Kinds of algorithms (in plain language)
Algorithms in advanced analytics fall into a few families. You don't need to implement them; it helps to know what each family is for.
Predicting a number (regression)
What it does: Estimates a numeric value (e.g. next month's revenue, a customer's lifetime value, how long until a machine fails).
Idea: Use past data where you know the outcome, find patterns (e.g. "when X and Y were high, the outcome was Z"), then apply those patterns to new cases where you don't yet know the outcome.
Typical use: Demand forecasting, pricing, risk scores, resource planning.
Putting things into categories (classification)
What it does: Assigns a label or category (e.g. "will churn" vs "will stay," "high risk" vs "low risk," "spam" vs "not spam").
Idea: Learn from historical examples where the label is known, then apply that learning to new cases to assign the most likely label.
Typical use: Credit approval, fraud detection, customer segmentation (e.g. likely buyer vs not), prioritisation (e.g. which lead to follow first).
Finding groups in the data (clustering)
What it does: Groups similar items together without you having to define the groups in advance. The algorithm discovers structure in the data.
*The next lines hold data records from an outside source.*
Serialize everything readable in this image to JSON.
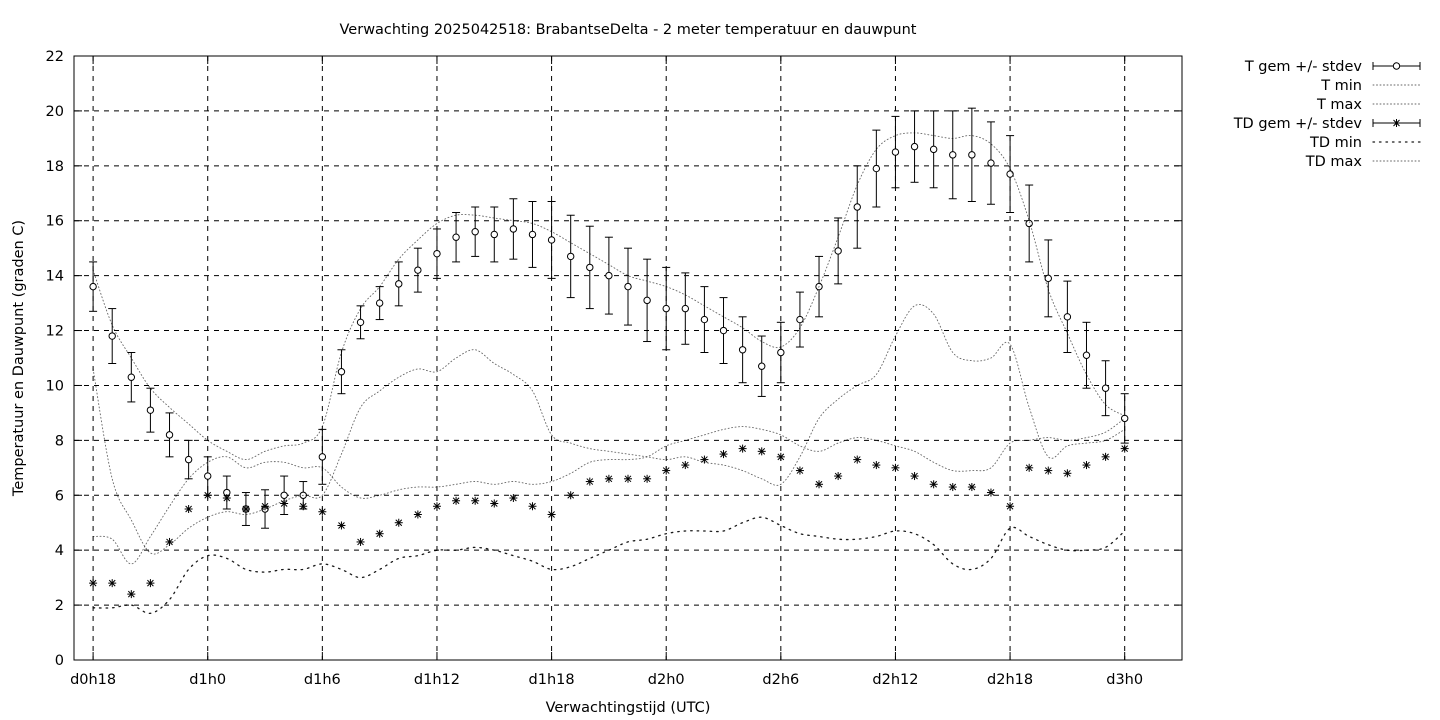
{
  "chart_data": {
    "type": "line",
    "title": "Verwachting 2025042518: BrabantseDelta - 2 meter temperatuur en dauwpunt",
    "xlabel": "Verwachtingstijd (UTC)",
    "ylabel": "Temperatuur en Dauwpunt (graden C)",
    "xlim": [
      17,
      75
    ],
    "ylim": [
      0,
      22
    ],
    "yticks": [
      0,
      2,
      4,
      6,
      8,
      10,
      12,
      14,
      16,
      18,
      20,
      22
    ],
    "xticks": [
      {
        "x": 18,
        "label": "d0h18"
      },
      {
        "x": 24,
        "label": "d1h0"
      },
      {
        "x": 30,
        "label": "d1h6"
      },
      {
        "x": 36,
        "label": "d1h12"
      },
      {
        "x": 42,
        "label": "d1h18"
      },
      {
        "x": 48,
        "label": "d2h0"
      },
      {
        "x": 54,
        "label": "d2h6"
      },
      {
        "x": 60,
        "label": "d2h12"
      },
      {
        "x": 66,
        "label": "d2h18"
      },
      {
        "x": 72,
        "label": "d3h0"
      }
    ],
    "grid": true,
    "legend_position": "outside-top-right",
    "x": [
      18,
      19,
      20,
      21,
      22,
      23,
      24,
      25,
      26,
      27,
      28,
      29,
      30,
      31,
      32,
      33,
      34,
      35,
      36,
      37,
      38,
      39,
      40,
      41,
      42,
      43,
      44,
      45,
      46,
      47,
      48,
      49,
      50,
      51,
      52,
      53,
      54,
      55,
      56,
      57,
      58,
      59,
      60,
      61,
      62,
      63,
      64,
      65,
      66,
      67,
      68,
      69,
      70,
      71,
      72
    ],
    "series": [
      {
        "name": "T gem +/- stdev",
        "marker": "circle",
        "values": [
          13.6,
          11.8,
          10.3,
          9.1,
          8.2,
          7.3,
          6.7,
          6.1,
          5.5,
          5.5,
          6.0,
          6.0,
          7.4,
          10.5,
          12.3,
          13.0,
          13.7,
          14.2,
          14.8,
          15.4,
          15.6,
          15.5,
          15.7,
          15.5,
          15.3,
          14.7,
          14.3,
          14.0,
          13.6,
          13.1,
          12.8,
          12.8,
          12.4,
          12.0,
          11.3,
          10.7,
          11.2,
          12.4,
          13.6,
          14.9,
          16.5,
          17.9,
          18.5,
          18.7,
          18.6,
          18.4,
          18.4,
          18.1,
          17.7,
          15.9,
          13.9,
          12.5,
          11.1,
          9.9,
          8.8
        ],
        "stdev": [
          0.9,
          1.0,
          0.9,
          0.8,
          0.8,
          0.7,
          0.7,
          0.6,
          0.6,
          0.7,
          0.7,
          0.5,
          1.0,
          0.8,
          0.6,
          0.6,
          0.8,
          0.8,
          0.9,
          0.9,
          0.9,
          1.0,
          1.1,
          1.2,
          1.4,
          1.5,
          1.5,
          1.4,
          1.4,
          1.5,
          1.5,
          1.3,
          1.2,
          1.2,
          1.2,
          1.1,
          1.1,
          1.0,
          1.1,
          1.2,
          1.5,
          1.4,
          1.3,
          1.3,
          1.4,
          1.6,
          1.7,
          1.5,
          1.4,
          1.4,
          1.4,
          1.3,
          1.2,
          1.0,
          0.9
        ]
      },
      {
        "name": "T min",
        "line": "dotted",
        "values": [
          10.6,
          6.6,
          5.1,
          3.9,
          4.2,
          4.8,
          5.2,
          5.4,
          5.3,
          5.5,
          5.8,
          6.0,
          6.0,
          7.5,
          9.2,
          9.8,
          10.3,
          10.6,
          10.5,
          11.0,
          11.3,
          10.8,
          10.4,
          9.8,
          8.2,
          7.9,
          7.7,
          7.6,
          7.5,
          7.4,
          7.3,
          7.4,
          7.2,
          7.1,
          6.9,
          6.6,
          6.4,
          7.4,
          8.8,
          9.5,
          10.0,
          10.4,
          11.8,
          12.9,
          12.6,
          11.2,
          10.9,
          11.0,
          11.5,
          9.2,
          7.4,
          7.8,
          7.9,
          8.0,
          8.4
        ]
      },
      {
        "name": "T max",
        "line": "dotted",
        "values": [
          14.2,
          12.2,
          11.0,
          9.9,
          9.2,
          8.6,
          8.0,
          7.6,
          7.3,
          7.6,
          7.8,
          7.9,
          8.5,
          11.2,
          12.8,
          13.6,
          14.6,
          15.3,
          15.9,
          16.2,
          16.2,
          16.1,
          16.0,
          15.9,
          15.6,
          15.2,
          14.8,
          14.4,
          14.0,
          13.8,
          13.6,
          13.3,
          12.9,
          12.5,
          12.1,
          11.6,
          11.4,
          12.1,
          13.6,
          15.4,
          17.3,
          18.6,
          19.1,
          19.2,
          19.1,
          19.0,
          19.1,
          18.8,
          17.9,
          16.0,
          13.5,
          11.9,
          10.4,
          9.3,
          8.9
        ]
      },
      {
        "name": "TD gem +/- stdev",
        "marker": "star",
        "values": [
          2.8,
          2.8,
          2.4,
          2.8,
          4.3,
          5.5,
          6.0,
          5.9,
          5.5,
          5.6,
          5.7,
          5.6,
          5.4,
          4.9,
          4.3,
          4.6,
          5.0,
          5.3,
          5.6,
          5.8,
          5.8,
          5.7,
          5.9,
          5.6,
          5.3,
          6.0,
          6.5,
          6.6,
          6.6,
          6.6,
          6.9,
          7.1,
          7.3,
          7.5,
          7.7,
          7.6,
          7.4,
          6.9,
          6.4,
          6.7,
          7.3,
          7.1,
          7.0,
          6.7,
          6.4,
          6.3,
          6.3,
          6.1,
          5.6,
          7.0,
          6.9,
          6.8,
          7.1,
          7.4,
          7.7
        ]
      },
      {
        "name": "TD min",
        "line": "dotted",
        "values": [
          1.9,
          1.9,
          2.0,
          1.7,
          2.2,
          3.3,
          3.8,
          3.7,
          3.3,
          3.2,
          3.3,
          3.3,
          3.5,
          3.3,
          3.0,
          3.3,
          3.7,
          3.8,
          4.0,
          4.0,
          4.1,
          4.0,
          3.8,
          3.6,
          3.3,
          3.4,
          3.7,
          4.0,
          4.3,
          4.4,
          4.6,
          4.7,
          4.7,
          4.7,
          5.0,
          5.2,
          4.9,
          4.6,
          4.5,
          4.4,
          4.4,
          4.5,
          4.7,
          4.6,
          4.2,
          3.5,
          3.3,
          3.7,
          4.8,
          4.5,
          4.2,
          4.0,
          4.0,
          4.1,
          4.7
        ]
      },
      {
        "name": "TD max",
        "line": "dotted",
        "values": [
          4.5,
          4.4,
          3.5,
          4.5,
          5.6,
          6.6,
          7.2,
          7.4,
          7.0,
          7.2,
          7.2,
          7.0,
          7.0,
          6.3,
          5.9,
          6.0,
          6.2,
          6.3,
          6.3,
          6.4,
          6.5,
          6.4,
          6.5,
          6.4,
          6.5,
          6.8,
          7.2,
          7.3,
          7.3,
          7.4,
          7.8,
          8.0,
          8.2,
          8.4,
          8.5,
          8.4,
          8.2,
          7.8,
          7.6,
          7.9,
          8.1,
          8.0,
          7.8,
          7.6,
          7.2,
          6.9,
          6.9,
          7.0,
          7.9,
          8.0,
          8.1,
          8.0,
          8.1,
          8.3,
          8.8
        ]
      }
    ]
  }
}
Idea: Items that are "close" in terms of their attributes end up in the same cluster; items that are different end up in different clusters.
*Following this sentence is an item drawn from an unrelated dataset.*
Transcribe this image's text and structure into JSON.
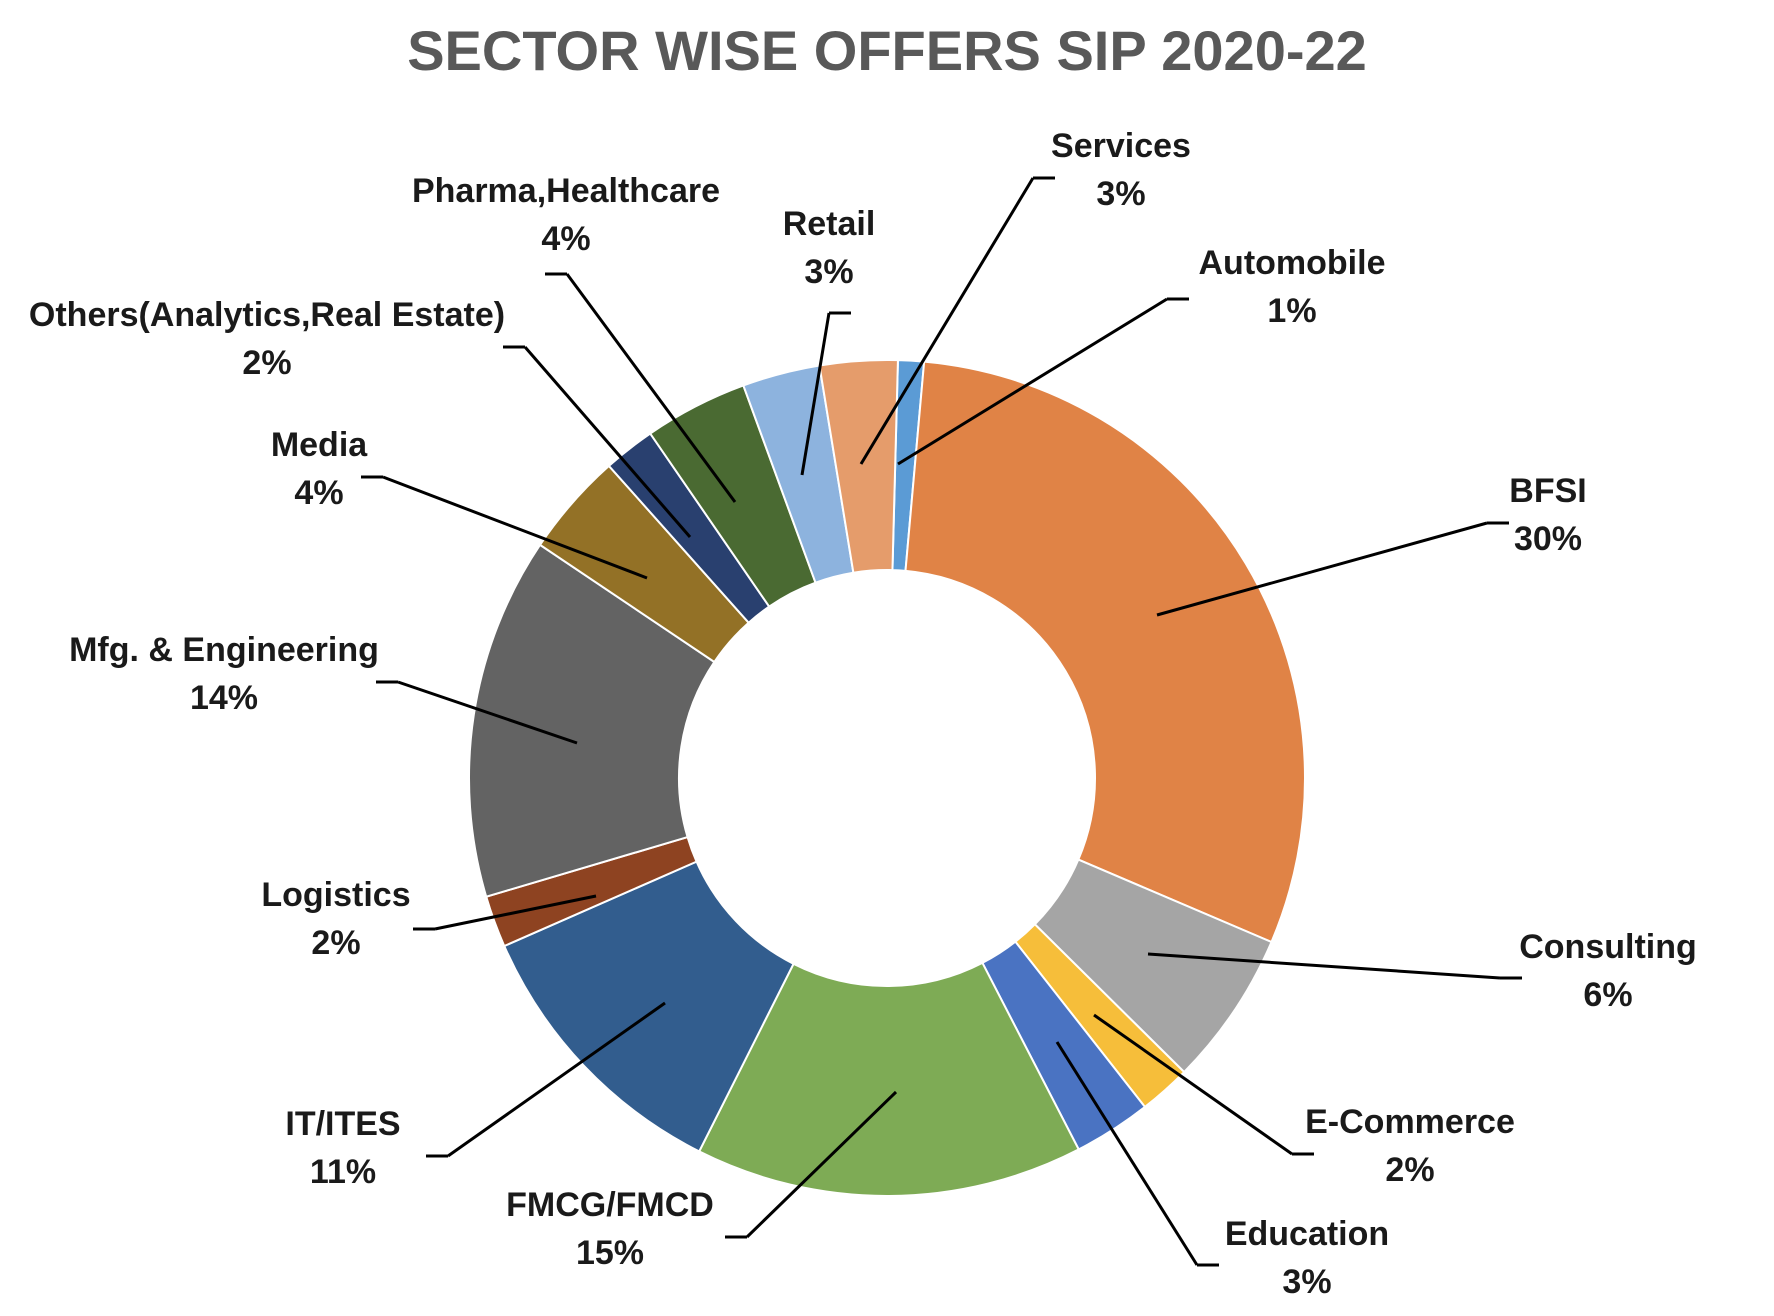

Typical use: Customer segments you didn't pre-define, anomaly detection (the odd one out), organising large sets of entities (products, documents, locations).
Working with sequences and time (time series)
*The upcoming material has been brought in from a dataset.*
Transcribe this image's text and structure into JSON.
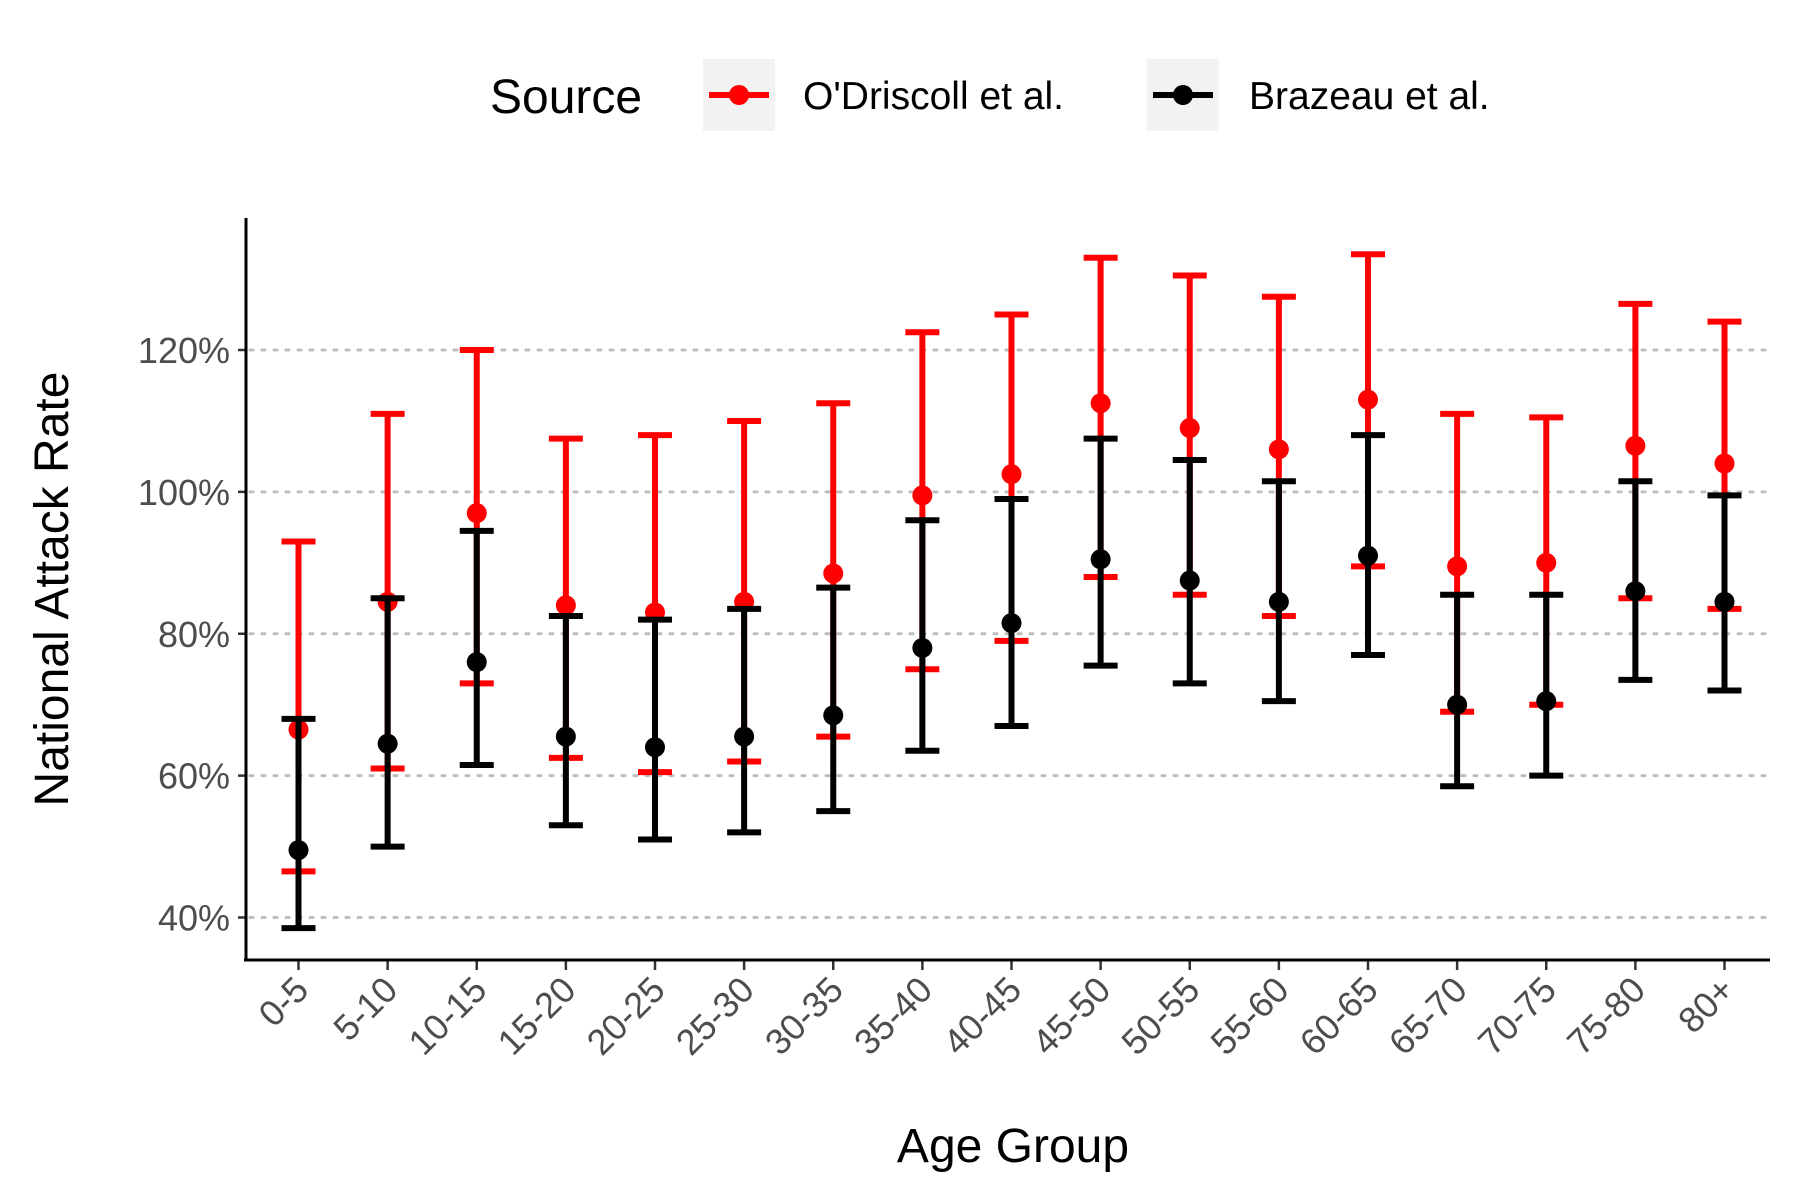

What it does: Models how something changes over time — trend, seasonality, level — and uses that to forecast the next values or detect when something breaks from the pattern.
Idea: Past behaviour over time is used to project forward or to flag "this week looks different from normal."
Typical use: Sales forecasting, capacity planning, early warning (e.g. drop in conversions, spike in complaints).
Working with text and language (NLP)
What it does: Extracts meaning, topics, or structure from text (emails, documents, chat, reviews) so you can search, summarise, or classify it at scale.
Idea: Represent text in a way a machine can work with (e.g. counts, embeddings), then apply rules or models to classify, extract entities, or summarise.
Typical use: Sentiment analysis, document routing, chatbots, summarising feedback or reports.
Optimising decisions (optimisation)
What it does: Finds the best combination of choices (e.g. prices, allocations, schedules) given your goal and constraints (e.g. capacity, rules, risk limits).
Idea: Define an objective (e.g. maximise profit, minimise cost) and the rules that must hold; the algorithm searches for the best feasible solution.
Typical use: Pricing, resource allocation, scheduling, marketing spend, inventory.
In practice, a single use case often combines several of these (e.g. a classification model whose inputs were built using feature engineering and then tuned with optimisation). The important thing is to know what kind of question you're answering — a number, a category, a group, a forecast, text, or a decision — and that maps to which family of algorithms is relevant.